Les trains Tardieu
(avec la négation comme corollaire syntaxique)
Je n’irai pas chercher les trains de Jean Tardieu dans l’évidente invisibilité de l’anagramme qui permettrait de trouver « chemin de fer » dans «Sur les chemins effacés ». Je n’irai pas non plus chercher les trains dans le subreptices évocations synecdotiques du type « fumée » qui rattacherait les trains de Tardieu à ceux qui enfument la gare de Saint-Lazare (Monet), ou du type « quai » qui serait une affiliation aux trains de Delvaux. (Je pense à cette inversion qu’il savait opérer selon laquelle ce n’est pas la jeune voyageuse qui attend le train mais l’inverse, revêtant de la sorte le train de toutes les significations funestes).
Il y a quelques trains dans Le Fleuve caché. Ils surgissent dans un contexte dialogué, dans une situation où prévaut la dualité. Situations controversées, problématiques voire énigmatiques que pourrait exemplifier le poème de Monsieur Monsieur dans une gémellité associant ipséité et altérité, distance et proximité ; pacifiant les dichotomies l’un /l’autre, l’ici/l’ailleurs, l’être/sa négation. Ils sont dans un train, comme dans le poème de Verlaine, Monsieur fait face à Monsieur, le paysage défile mais de manière toute relative donnant raison à la chose et à sa négation : « Comme ils sont face à face/chacun a ses raisons./ L’un dit les choses viennent/et l’autre : elles s’en vont ». De la fenêtre du train, se profile ce que la peinture italienne appelait une veduta mais si animée, si diversement animée que la paronymie (venir Vs s’en aller) se mue en synonymie. Le mouvement du train insinue que par delà toutes les discordes, tout revient au même. Chez Jean Tardieu, les trains sont régis par l’oxymore.

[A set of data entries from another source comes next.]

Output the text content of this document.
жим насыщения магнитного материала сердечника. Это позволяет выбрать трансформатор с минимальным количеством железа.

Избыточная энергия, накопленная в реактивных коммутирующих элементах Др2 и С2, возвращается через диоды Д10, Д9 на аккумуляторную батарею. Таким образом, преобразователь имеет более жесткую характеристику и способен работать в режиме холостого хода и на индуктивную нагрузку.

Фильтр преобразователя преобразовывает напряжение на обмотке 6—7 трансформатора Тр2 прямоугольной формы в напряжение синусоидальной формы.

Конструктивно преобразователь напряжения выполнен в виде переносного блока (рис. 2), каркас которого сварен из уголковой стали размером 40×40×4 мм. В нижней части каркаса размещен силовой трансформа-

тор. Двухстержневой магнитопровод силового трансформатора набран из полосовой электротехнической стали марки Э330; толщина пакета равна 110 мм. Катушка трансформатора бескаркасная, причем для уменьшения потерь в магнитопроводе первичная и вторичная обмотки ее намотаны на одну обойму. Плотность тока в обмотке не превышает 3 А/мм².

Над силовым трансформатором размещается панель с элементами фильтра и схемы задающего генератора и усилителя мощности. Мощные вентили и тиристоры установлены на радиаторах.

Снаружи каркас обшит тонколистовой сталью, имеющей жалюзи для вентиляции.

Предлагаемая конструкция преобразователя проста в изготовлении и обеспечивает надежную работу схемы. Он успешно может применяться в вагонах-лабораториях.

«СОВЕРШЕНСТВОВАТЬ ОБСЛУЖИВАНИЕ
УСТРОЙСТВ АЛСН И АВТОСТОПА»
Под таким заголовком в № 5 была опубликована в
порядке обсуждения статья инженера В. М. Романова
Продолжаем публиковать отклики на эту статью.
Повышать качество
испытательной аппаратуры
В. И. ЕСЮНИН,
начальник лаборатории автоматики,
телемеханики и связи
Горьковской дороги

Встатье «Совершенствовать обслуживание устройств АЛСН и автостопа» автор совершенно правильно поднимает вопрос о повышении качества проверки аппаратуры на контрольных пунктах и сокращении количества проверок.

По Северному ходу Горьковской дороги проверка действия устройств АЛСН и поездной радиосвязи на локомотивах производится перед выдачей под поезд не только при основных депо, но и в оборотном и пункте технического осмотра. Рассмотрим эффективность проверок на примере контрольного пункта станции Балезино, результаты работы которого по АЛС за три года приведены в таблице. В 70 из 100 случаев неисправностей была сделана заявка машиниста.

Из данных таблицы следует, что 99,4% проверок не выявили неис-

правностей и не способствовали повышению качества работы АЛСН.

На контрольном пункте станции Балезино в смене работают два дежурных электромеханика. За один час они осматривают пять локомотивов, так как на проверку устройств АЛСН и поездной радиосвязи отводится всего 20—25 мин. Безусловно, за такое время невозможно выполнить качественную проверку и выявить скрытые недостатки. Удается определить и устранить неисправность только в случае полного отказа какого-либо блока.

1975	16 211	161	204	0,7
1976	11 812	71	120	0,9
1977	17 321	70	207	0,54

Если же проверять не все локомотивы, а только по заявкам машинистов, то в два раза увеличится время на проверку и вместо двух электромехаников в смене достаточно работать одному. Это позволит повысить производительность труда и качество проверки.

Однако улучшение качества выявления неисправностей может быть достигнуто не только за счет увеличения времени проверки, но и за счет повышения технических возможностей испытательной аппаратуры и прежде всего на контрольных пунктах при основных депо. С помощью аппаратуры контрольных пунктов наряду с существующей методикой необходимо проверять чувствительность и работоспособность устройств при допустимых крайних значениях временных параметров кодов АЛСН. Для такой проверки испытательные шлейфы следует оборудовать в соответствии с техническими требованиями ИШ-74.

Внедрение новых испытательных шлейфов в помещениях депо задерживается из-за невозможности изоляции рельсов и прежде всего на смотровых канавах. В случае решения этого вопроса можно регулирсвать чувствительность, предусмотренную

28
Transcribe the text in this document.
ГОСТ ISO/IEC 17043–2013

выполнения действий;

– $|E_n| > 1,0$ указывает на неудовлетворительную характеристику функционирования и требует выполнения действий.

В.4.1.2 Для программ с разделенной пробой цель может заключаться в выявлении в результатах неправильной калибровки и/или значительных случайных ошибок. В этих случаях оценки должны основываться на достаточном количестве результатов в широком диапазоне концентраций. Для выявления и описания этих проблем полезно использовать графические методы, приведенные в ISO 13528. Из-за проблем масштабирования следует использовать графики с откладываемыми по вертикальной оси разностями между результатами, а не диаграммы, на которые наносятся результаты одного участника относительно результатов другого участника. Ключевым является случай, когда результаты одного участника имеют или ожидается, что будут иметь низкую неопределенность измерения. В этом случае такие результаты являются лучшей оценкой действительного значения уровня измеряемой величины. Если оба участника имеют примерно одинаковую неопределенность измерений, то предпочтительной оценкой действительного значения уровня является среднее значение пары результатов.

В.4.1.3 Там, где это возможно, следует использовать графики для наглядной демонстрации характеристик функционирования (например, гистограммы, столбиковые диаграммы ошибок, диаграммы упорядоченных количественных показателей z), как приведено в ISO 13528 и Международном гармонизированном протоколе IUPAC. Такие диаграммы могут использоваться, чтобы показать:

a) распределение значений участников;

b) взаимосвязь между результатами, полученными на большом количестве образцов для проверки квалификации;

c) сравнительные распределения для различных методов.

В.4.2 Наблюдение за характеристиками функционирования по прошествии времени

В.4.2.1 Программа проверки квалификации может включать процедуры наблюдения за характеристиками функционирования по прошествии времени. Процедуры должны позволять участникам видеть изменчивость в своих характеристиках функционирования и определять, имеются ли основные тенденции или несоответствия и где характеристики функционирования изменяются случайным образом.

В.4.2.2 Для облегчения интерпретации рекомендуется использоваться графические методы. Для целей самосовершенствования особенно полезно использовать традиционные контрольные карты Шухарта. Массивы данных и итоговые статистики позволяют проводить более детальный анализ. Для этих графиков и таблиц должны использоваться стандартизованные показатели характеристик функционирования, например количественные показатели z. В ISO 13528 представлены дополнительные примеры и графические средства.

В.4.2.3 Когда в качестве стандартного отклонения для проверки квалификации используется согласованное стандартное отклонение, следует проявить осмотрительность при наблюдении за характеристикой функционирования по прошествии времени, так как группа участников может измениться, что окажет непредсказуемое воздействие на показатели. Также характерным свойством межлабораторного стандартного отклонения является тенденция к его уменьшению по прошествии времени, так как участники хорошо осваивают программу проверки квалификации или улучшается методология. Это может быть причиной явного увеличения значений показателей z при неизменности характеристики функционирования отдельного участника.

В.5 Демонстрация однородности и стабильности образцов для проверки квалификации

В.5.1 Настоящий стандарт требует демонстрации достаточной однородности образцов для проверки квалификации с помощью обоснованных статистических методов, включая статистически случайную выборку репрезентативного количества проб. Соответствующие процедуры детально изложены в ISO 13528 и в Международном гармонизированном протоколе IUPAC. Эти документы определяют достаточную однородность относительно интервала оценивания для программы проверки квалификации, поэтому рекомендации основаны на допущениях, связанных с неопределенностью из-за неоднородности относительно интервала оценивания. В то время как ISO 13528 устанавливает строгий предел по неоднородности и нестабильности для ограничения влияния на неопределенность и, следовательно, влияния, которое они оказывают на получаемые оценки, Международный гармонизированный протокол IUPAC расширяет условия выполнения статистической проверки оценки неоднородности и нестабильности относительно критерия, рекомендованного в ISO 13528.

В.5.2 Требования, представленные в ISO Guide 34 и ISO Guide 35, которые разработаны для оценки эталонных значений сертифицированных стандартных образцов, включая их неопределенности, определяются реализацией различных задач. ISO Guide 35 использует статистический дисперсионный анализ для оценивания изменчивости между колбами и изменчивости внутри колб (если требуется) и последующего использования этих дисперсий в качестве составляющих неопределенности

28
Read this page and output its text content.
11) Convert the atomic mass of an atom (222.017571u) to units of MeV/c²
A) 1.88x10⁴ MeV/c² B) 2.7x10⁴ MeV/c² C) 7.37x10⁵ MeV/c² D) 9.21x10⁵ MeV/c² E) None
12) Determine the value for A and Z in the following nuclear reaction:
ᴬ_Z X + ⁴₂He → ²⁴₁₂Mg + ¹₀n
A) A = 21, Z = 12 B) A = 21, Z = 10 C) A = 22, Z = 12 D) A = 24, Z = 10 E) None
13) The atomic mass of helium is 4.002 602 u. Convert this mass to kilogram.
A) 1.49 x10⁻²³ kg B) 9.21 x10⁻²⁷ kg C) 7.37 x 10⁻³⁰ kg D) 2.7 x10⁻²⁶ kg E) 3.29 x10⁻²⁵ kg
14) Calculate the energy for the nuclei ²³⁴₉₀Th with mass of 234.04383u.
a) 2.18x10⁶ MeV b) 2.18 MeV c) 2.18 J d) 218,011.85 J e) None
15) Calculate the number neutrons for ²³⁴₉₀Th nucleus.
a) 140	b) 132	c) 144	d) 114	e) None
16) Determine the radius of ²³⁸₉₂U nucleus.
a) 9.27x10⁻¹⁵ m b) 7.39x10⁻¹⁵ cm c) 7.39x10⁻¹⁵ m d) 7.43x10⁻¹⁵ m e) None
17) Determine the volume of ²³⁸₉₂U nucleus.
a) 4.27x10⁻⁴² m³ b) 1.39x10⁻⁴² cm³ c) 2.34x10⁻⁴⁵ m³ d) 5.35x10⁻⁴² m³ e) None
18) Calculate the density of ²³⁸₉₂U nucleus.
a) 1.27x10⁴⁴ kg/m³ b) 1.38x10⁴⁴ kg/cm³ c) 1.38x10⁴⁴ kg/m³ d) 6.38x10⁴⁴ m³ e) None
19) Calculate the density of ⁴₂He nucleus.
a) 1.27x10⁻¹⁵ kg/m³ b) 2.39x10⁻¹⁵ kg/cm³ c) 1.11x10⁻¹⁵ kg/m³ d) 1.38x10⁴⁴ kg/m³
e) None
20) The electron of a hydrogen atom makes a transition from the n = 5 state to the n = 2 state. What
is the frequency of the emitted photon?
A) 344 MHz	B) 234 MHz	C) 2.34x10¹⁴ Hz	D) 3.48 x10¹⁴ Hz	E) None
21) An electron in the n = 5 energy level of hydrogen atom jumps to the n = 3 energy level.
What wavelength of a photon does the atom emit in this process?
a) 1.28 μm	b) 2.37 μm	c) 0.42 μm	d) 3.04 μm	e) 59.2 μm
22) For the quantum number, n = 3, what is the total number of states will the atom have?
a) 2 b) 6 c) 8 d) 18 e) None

Dans un poème dédié au métropolitain, « Le chemin de fer urbain » est comparé à un monstre, dans un crescendo allant du ver de terre au serpent de mer en passant par la couleuvre. Comme chez Zola, le train est un monstre qui se présente de manière euphémique : l’expression « serpent de mer » pouvant être lue littéralement et dans tous les sens. Dans le même poème, le métro, tantôt aérien, tantôt souterrain, dit selon le poète l’avènement (la naissance) et la disparition. L’être et sa négation.
Ailleurs, le poète évoque « le train fou des énormes silences ». Archétype du monstre moderne, le train est préfiguration de l’enfer. Mais c’est un enfer qui se profile toujours sous le mode poétique. Pour employer un euphémisme, le train a toujours trait au ratage, à l’échec. Les trains ont propension à signifier le revers, surtout dès lors qu’il s’agit d’amours inaccomplies : « J’étais sur le quai,/elle dans le train ;/le train est parti,/et je suis resté/debout sur le quai ». Le train semble participer de cette poétique de la méprise, de l’erreur, de la déconvenue qui caractérise un recueil comme Monsieur Monsieur ou d’une manière générale, une écriture sensible à toutes les angoisses existentielles. Le train ne court pas à sa perte ; il concourt à la nôtre. Il a les mêmes significations que les présocratiques prêtaient au fleuve. Mais chez Jean Tardieu, ces trains sont surdéterminés par leur poéticité. Ce sont des objets, comme tous les mots, investis par les canons poétiques : ceux de l’oxymore, ceux de la comparaison et ceux de la métaphoricité. Le train est aptitude à représenter l’invisible. Dit autrement, il est allégorie. Figure mobilisant toutes les figures. Image enrôlant toutes les représentations. Est-ce à dire que l’objet poétique (en l’occurrence le train) est de signification funeste ? Relisant Jean Tardieu, on est enclin à penser que la poésie investit cette zone où l’être et l’être pour le néant sont contigus.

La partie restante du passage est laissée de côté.